ID	Alignment ID = the first part of the name of the multiple fasta file.
ALN_LEN	Length of the aligned sequences including the gaps.
MISM	All differences between the aligned sequences.
SNVS	Single Nucleotide Variations = single-base SNPs.
SNV_B	Single Nucleotide Variation bases.
MNVS	Multiple Nucleotide Variations = multi-base SNPs.
MNV_B	Multiple Nucleotide Variation bases.
S_IND	Single-base InDels.
S_IND_B	Single-base InDel bases.
M_IND	Multi-base InDels.
M_IND_B	Multi-base InDel bases.
P_PERC	Percent polymorphic per aligned bases
STATUS	If the alignment is OK the status is 1, otherwise 0.
ERROR	Error code:
	-42	sequences of the multiple fasta file are not equal in length.
	-605	alignment too short.
	-602	not enough sequences in the alignment.
	-656	fraction of mismatches too high.

# - columns in the "mismatches" files

ID	Alignment ID.
TYPE	Mismatch type (SNV, MNV, InDel, Mixed).
ALN_S	Position of the first base of a polymorphism in the alignment.
PS_CONS	Consensus sequence of the polymorphism represented in ambiguity code.
PS_LEN	Length of the polymorphism.
CONS	Consensus sequence of 100 bp upstream and 100 bp downstream the polymorphism.
MINBORD	Minimal distance of the polymorphism to the start or the end of the alignment.
PSAVGSC	Average score of the polymorphis site.
NGAVGSC	Average score of the neighboring 2x5 bases.
N_COUNT	Number of N's in the consensus sequence.
STATUS	Result of 3 tests:
	test 1: length of the polymorphism <= maximal polymorphism length (= binary 1),
	test 2: distance to the start or the end of the alignment > minimal border
		distance (= binary 10 = decimal 2),
	test 3: Average score of the neighboring 2x5 bases >= cutoff and average score 
		of the polymorphis site >= cutoff (= binary 100 = decimal 4)
	All 3 tests passed successfully accounts for binary 111 = decimal 7.


# Examples

Processing one multiple alignment (e.g. "example.mfa" and "example.qual" in the 
directory "test1" in the downloaded archive):

mmfind -d test1/example.mfa

or 

cd test1
mmfind -d example.mfa

In both cases two files ("example.alignments.csv" and "example.mismatches.csv") are 
written to the directory from where the script is called. The '-d'-option is not
required, but responsible for a descriptive header line in the output files.

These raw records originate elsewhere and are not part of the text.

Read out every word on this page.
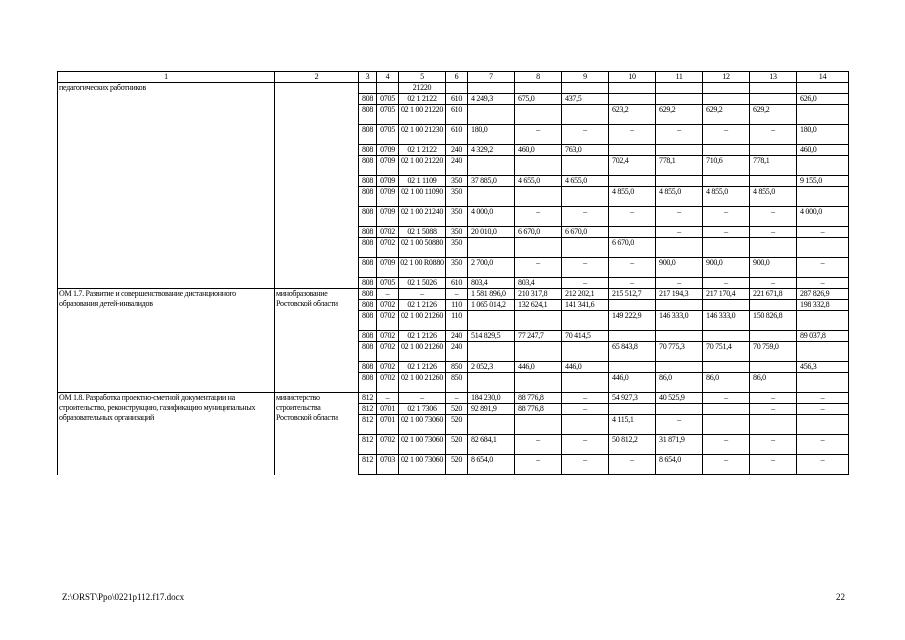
1	2	3	4	5	6	7	8	9	10	11	12	13	14
педагогических работников				21220									
		808	0705	02 1 2122	610	4 249,3	675,0	437,5					626,0
		808	0705	02 1 00 21220	610				623,2	629,2	629,2	629,2	
		808	0705	02 1 00 21230	610	180,0	–	–	–	–	–	–	180,0
		808	0709	02 1 2122	240	4 329,2	460,0	763,0					460,0
		808	0709	02 1 00 21220	240				702,4	778,1	710,6	778,1	
		808	0709	02 1 1109	350	37 885,0	4 655,0	4 655,0					9 155,0
		808	0709	02 1 00 11090	350				4 855,0	4 855,0	4 855,0	4 855,0	
		808	0709	02 1 00 21240	350	4 000,0	–	–	–	–	–	–	4 000,0
		808	0702	02 1 5088	350	20 010,0	6 670,0	6 670,0		–	–	–	–
		808	0702	02 1 00 50880	350				6 670,0				
		808	0709	02 1 00 R0880	350	2 700,0	–	–	–	900,0	900,0	900,0	–
		808	0705	02 1 5026	610	803,4	803,4	–	–	–	–	–	–
ОМ 1.7. Развитие и совершенствование дистанционного образования детей-инвалидов	минобразование Ростовской области	808	–	–	–	1 581 896,0	210 317,8	212 202,1	215 512,7	217 194,3	217 170,4	221 671,8	287 826,9
		808	0702	02 1 2126	110	1 065 014,2	132 624,1	141 341,6					198 332,8
		808	0702	02 1 00 21260	110				149 222,9	146 333,0	146 333,0	150 826,8	
		808	0702	02 1 2126	240	514 829,5	77 247,7	70 414,5					89 037,8
		808	0702	02 1 00 21260	240				65 843,8	70 775,3	70 751,4	70 759,0	
		808	0702	02 1 2126	850	2 052,3	446,0	446,0					456,3
		808	0702	02 1 00 21260	850				446,0	86,0	86,0	86,0	
ОМ 1.8. Разработка проектно-сметной документации на строительство, реконструкцию, газификацию муниципальных образовательных организаций	министерство строительства Ростовской области	812	–	–	–	184 230,0	88 776,8	–	54 927,3	40 525,9	–	–	–
		812	0701	02 1 7306	520	92 891,9	88 776,8	–				–	–
		812	0701	02 1 00 73060	520				4 115,1	–			
		812	0702	02 1 00 73060	520	82 684,1	–	–	50 812,2	31 871,9	–	–	–
		812	0703	02 1 00 73060	520	8 654,0	–	–	–	8 654,0	–	–	–
Z:\ORST\Ppo\0221p112.f17.docx	22
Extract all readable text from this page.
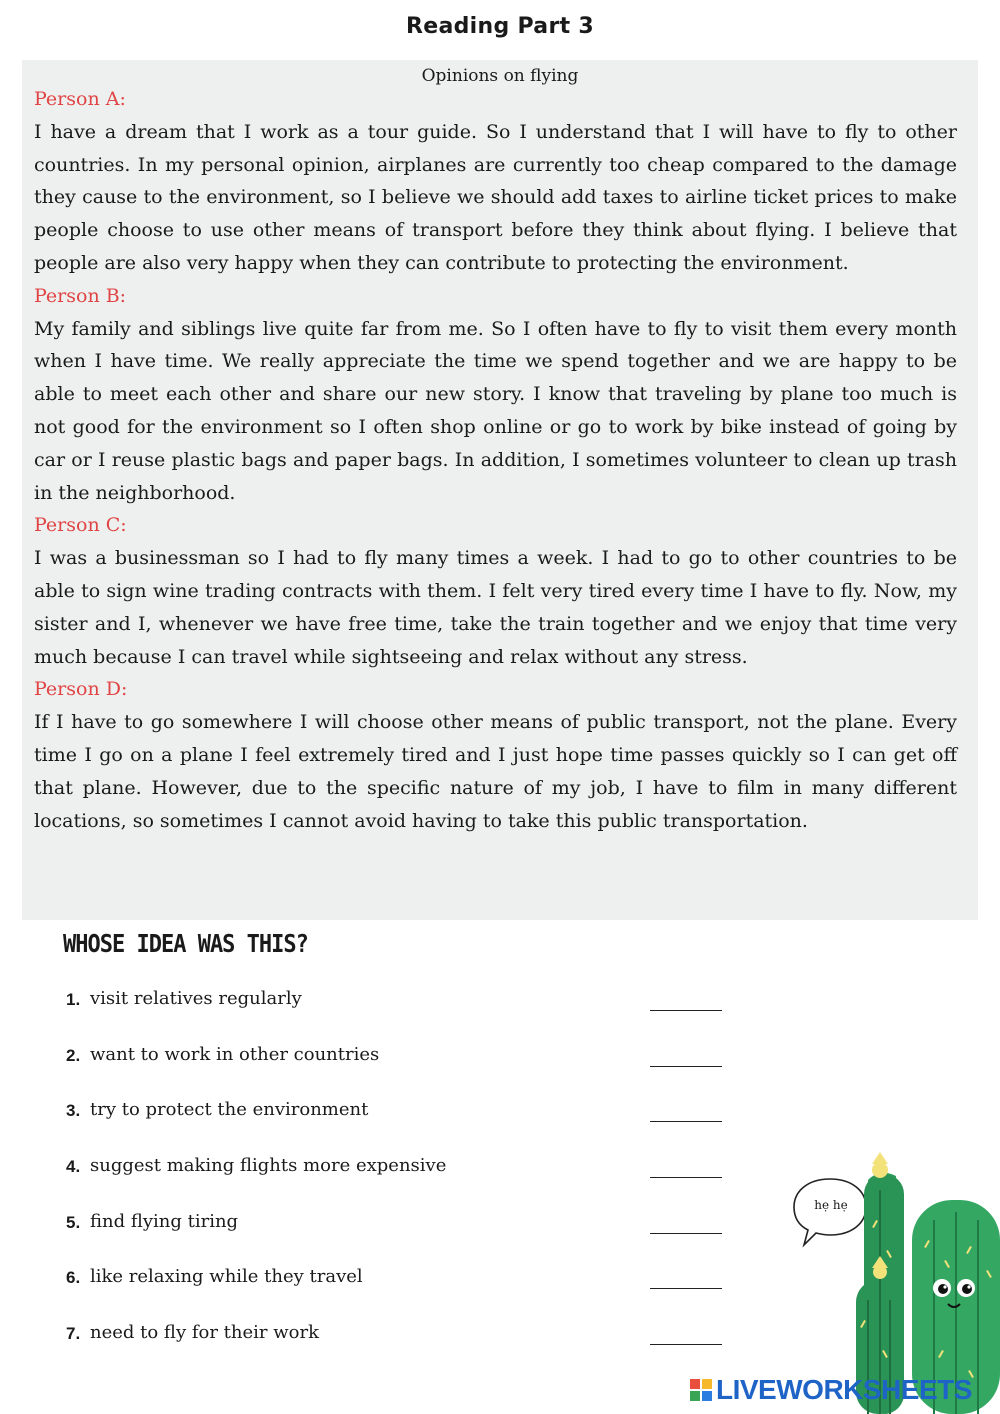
Reading Part 3
Opinions on flying
Person A:
I have a dream that I work as a tour guide. So I understand that I will have to fly to other countries. In my personal opinion, airplanes are currently too cheap compared to the damage they cause to the environment, so I believe we should add taxes to airline ticket prices to make people choose to use other means of transport before they think about flying. I believe that people are also very happy when they can contribute to protecting the environment.
Person B:
My family and siblings live quite far from me. So I often have to fly to visit them every month when I have time. We really appreciate the time we spend together and we are happy to be able to meet each other and share our new story. I know that traveling by plane too much is not good for the environment so I often shop online or go to work by bike instead of going by car or I reuse plastic bags and paper bags. In addition, I sometimes volunteer to clean up trash in the neighborhood.
Person C:
I was a businessman so I had to fly many times a week. I had to go to other countries to be able to sign wine trading contracts with them. I felt very tired every time I have to fly. Now, my sister and I, whenever we have free time, take the train together and we enjoy that time very much because I can travel while sightseeing and relax without any stress.
Person D:
If I have to go somewhere I will choose other means of public transport, not the plane. Every time I go on a plane I feel extremely tired and I just hope time passes quickly so I can get off that plane. However, due to the specific nature of my job, I have to film in many different locations, so sometimes I cannot avoid having to take this public transportation.
WHOSE IDEA WAS THIS?
1. visit relatives regularly
2. want to work in other countries
3. try to protect the environment
4. suggest making flights more expensive
5. find flying tiring
6. like relaxing while they travel
7. need to fly for their work
hẹ hẹ
LIVEWORKSHEETS
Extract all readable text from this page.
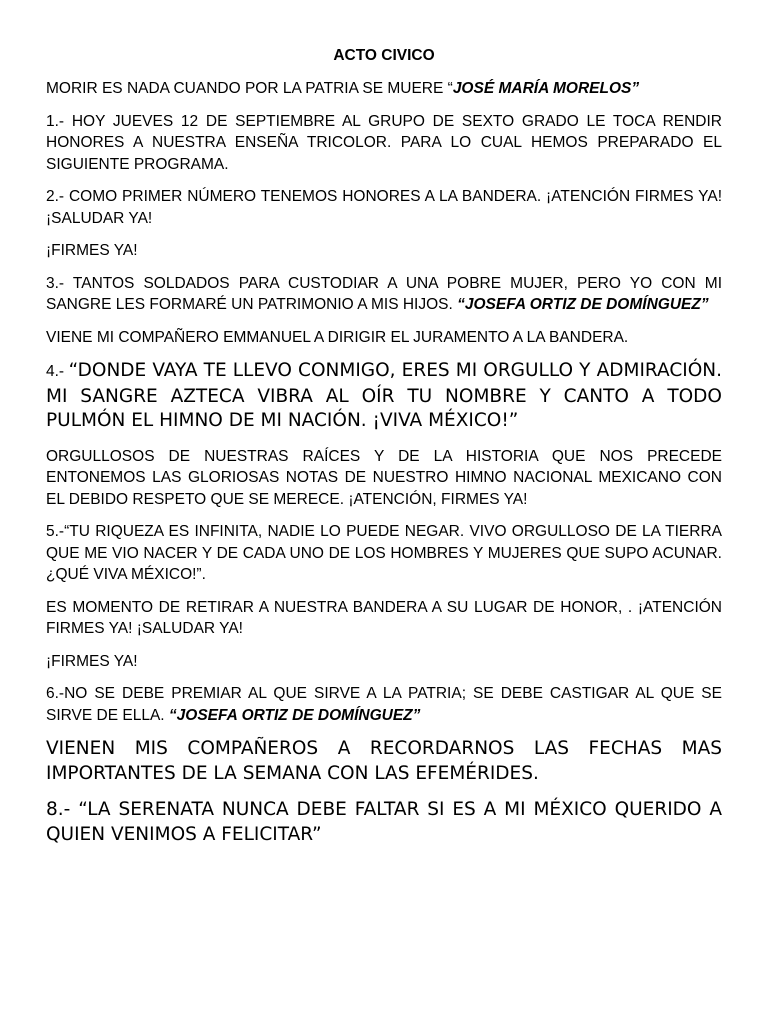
ACTO CIVICO

MORIR ES NADA CUANDO POR LA PATRIA SE MUERE “JOSÉ MARÍA MORELOS”

1.- HOY JUEVES 12 DE SEPTIEMBRE AL GRUPO DE SEXTO GRADO LE TOCA RENDIR HONORES A NUESTRA ENSEÑA TRICOLOR. PARA LO CUAL HEMOS PREPARADO EL SIGUIENTE PROGRAMA.

2.- COMO PRIMER NÚMERO TENEMOS HONORES A LA BANDERA. ¡ATENCIÓN FIRMES YA! ¡SALUDAR YA!

¡FIRMES YA!

3.- TANTOS SOLDADOS PARA CUSTODIAR A UNA POBRE MUJER, PERO YO CON MI SANGRE LES FORMARÉ UN PATRIMONIO A MIS HIJOS. “JOSEFA ORTIZ DE DOMÍNGUEZ”

VIENE MI COMPAÑERO EMMANUEL A DIRIGIR EL JURAMENTO A LA BANDERA.

4.- “DONDE VAYA TE LLEVO CONMIGO, ERES MI ORGULLO Y ADMIRACIÓN. MI SANGRE AZTECA VIBRA AL OÍR TU NOMBRE Y CANTO A TODO PULMÓN EL HIMNO DE MI NACIÓN. ¡VIVA MÉXICO!”

ORGULLOSOS DE NUESTRAS RAÍCES Y DE LA HISTORIA QUE NOS PRECEDE ENTONEMOS LAS GLORIOSAS NOTAS DE NUESTRO HIMNO NACIONAL MEXICANO CON EL DEBIDO RESPETO QUE SE MERECE. ¡ATENCIÓN, FIRMES YA!

5.-“TU RIQUEZA ES INFINITA, NADIE LO PUEDE NEGAR. VIVO ORGULLOSO DE LA TIERRA QUE ME VIO NACER Y DE CADA UNO DE LOS HOMBRES Y MUJERES QUE SUPO ACUNAR. ¿QUÉ VIVA MÉXICO!”.

ES MOMENTO DE RETIRAR A NUESTRA BANDERA A SU LUGAR DE HONOR, . ¡ATENCIÓN FIRMES YA! ¡SALUDAR YA!

¡FIRMES YA!

6.-NO SE DEBE PREMIAR AL QUE SIRVE A LA PATRIA; SE DEBE CASTIGAR AL QUE SE SIRVE DE ELLA. “JOSEFA ORTIZ DE DOMÍNGUEZ”

VIENEN MIS COMPAÑEROS A RECORDARNOS LAS FECHAS MAS IMPORTANTES DE LA SEMANA CON LAS EFEMÉRIDES.

8.- “LA SERENATA NUNCA DEBE FALTAR SI ES A MI MÉXICO QUERIDO A QUIEN VENIMOS A FELICITAR”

Processing of multiple alignments (e.g. files in the directory "test2" in the 
downloaded archive):

mmfind -d -o test2/summary test2"

With the -o option the result of the evaluation is not written to separate files for
each alignment, but summarized in the two files "summary.alignments.csv" and
"summary.mismatches.csv". Only fasta files with the following extension are evaluated:
fa, fasta, fas or mfa.

For a more user friendly alignment format use the -c option. For each multiple fasta
alignment an appropriate clustal-like version will be written.